Jessica Jones is back, with her own solo series from the team that created her 15 years ago. Yay! But it turns out that her closest friends and family now suddenly hate her, and it might be for some very good reasons. Less yay. A lot less yay.
Brian Michael Bendis, Michael Gaydos and Matthew Hollingsworth's Jessica Jones #1 is a peculiar opening number for a series many will have their eyes on thanks to the Netflix series. Not really because the show's version of Jessica is different to the comics version (although there'll be a little bit of that), because even if you're aware of what Jessica's been up to in the comics, it feels completely out of nowhere.
To start, the series opens with Jessica Jones getting out of prison, for reasons unknown. If that wasn't alarming enough, no one — not even her husband, Luke Cage — is there to greet her when she's freed.

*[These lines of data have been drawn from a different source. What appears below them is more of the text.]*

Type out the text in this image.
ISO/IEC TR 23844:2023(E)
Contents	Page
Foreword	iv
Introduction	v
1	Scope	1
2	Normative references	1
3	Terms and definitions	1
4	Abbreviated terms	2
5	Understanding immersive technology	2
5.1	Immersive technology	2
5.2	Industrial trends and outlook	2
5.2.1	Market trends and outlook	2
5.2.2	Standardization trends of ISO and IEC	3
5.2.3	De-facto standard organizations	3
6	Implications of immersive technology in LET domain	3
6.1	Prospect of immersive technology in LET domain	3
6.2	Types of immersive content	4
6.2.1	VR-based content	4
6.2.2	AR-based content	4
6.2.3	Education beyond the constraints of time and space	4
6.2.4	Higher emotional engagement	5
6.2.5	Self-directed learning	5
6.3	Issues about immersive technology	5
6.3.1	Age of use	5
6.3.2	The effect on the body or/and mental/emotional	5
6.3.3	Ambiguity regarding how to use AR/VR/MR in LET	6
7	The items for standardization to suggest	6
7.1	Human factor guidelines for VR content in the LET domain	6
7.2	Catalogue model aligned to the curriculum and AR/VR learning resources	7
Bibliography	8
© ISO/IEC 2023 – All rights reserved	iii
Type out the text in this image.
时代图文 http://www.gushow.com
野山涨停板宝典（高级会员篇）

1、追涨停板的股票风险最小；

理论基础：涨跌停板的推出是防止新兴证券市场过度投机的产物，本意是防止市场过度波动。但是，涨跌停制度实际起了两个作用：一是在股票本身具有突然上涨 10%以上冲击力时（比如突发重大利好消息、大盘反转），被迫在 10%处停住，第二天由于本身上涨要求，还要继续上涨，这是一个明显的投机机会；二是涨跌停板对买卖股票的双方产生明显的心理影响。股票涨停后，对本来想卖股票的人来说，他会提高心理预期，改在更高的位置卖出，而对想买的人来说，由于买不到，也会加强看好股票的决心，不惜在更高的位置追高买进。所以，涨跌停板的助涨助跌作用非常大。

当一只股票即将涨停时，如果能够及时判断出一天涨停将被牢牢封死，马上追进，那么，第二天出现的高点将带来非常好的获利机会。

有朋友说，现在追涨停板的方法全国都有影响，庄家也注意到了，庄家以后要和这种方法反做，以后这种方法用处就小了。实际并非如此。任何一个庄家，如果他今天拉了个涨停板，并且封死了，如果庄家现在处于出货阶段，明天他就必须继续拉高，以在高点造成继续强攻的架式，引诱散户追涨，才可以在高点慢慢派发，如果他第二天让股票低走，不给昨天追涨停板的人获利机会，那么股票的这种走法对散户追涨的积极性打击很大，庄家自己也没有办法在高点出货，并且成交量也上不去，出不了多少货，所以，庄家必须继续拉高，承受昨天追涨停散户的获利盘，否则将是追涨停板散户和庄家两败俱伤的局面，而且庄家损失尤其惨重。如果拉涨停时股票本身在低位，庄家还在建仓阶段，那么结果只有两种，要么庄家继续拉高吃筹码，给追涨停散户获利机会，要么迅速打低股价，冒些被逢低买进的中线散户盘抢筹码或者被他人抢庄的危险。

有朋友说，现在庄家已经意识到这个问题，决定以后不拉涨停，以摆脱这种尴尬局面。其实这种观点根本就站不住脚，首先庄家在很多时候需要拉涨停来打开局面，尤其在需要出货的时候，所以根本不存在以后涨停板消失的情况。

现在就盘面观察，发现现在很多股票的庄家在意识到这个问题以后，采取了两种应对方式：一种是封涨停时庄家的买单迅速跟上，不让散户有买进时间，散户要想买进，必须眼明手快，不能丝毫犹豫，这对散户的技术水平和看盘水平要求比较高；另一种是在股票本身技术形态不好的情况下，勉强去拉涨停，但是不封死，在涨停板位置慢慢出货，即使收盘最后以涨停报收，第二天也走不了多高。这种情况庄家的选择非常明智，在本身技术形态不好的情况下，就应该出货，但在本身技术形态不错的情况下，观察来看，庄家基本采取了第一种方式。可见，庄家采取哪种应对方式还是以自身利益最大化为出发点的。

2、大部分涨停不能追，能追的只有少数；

When Jess returns to her Alias office, we quickly find out why, when a very angry Misty Knight stomps in:
And then there are the concerned messages from friends like Carol Danvers:
And when Jessica takes a case to distract herself, she finds out her friend Jessica Drew/Spider-Woman is spying on her on Luke's behalf, asking the same questions:
But if it wasn't obvious enough, Luke finally shows up in the issue's final page, demanding the same thing:
Where the hell is Danielle Cage, Jessica's daughter? The implication from these is clearly that Jess has done something to her. She's estranged from her husband. Her friends think she might have killed her child. Whatever Jessica did, her daughter is missing, she went to prison for it and now all the people close to her can't stand her.
It's a surprising turn, considering that not only does it make Jessica look extremely unlikable, which is a strange pick for your first issue of a new series starring her, but it's also so alien. The last time we saw Jessica Jones in Marvel's universe, she was a happily married mother (although a little naggy). She was showing up alongside Luke in series like Spider-Man and Patsy Walker, her usual investigative self.
All of this stuff is just dumped on the audience, out of nowhere. I would imagine that if you were picking this series up for the first time as someone who only knew Jessica Jones because of the Netflix show, it'd be rather alarming to discover that she's suddenly an isolated ex-con who may have done something unspeakable to her own child.
If that ends up not being the case, and this an elaborate deception being played on Jessica and her friends (there's a petrifying voice at the back of my head screaming that this will be revealed as some sort of mass suggestion by a returned Purple Man somehow, which please God no don't do that) then even that feels a little contrived. Either way, this inauspicious start to Jessica's first starring series in a long time — and having to wait and see how it will play out — is leaving us a bit wary about the chances of Jessica Jones sticking the landing.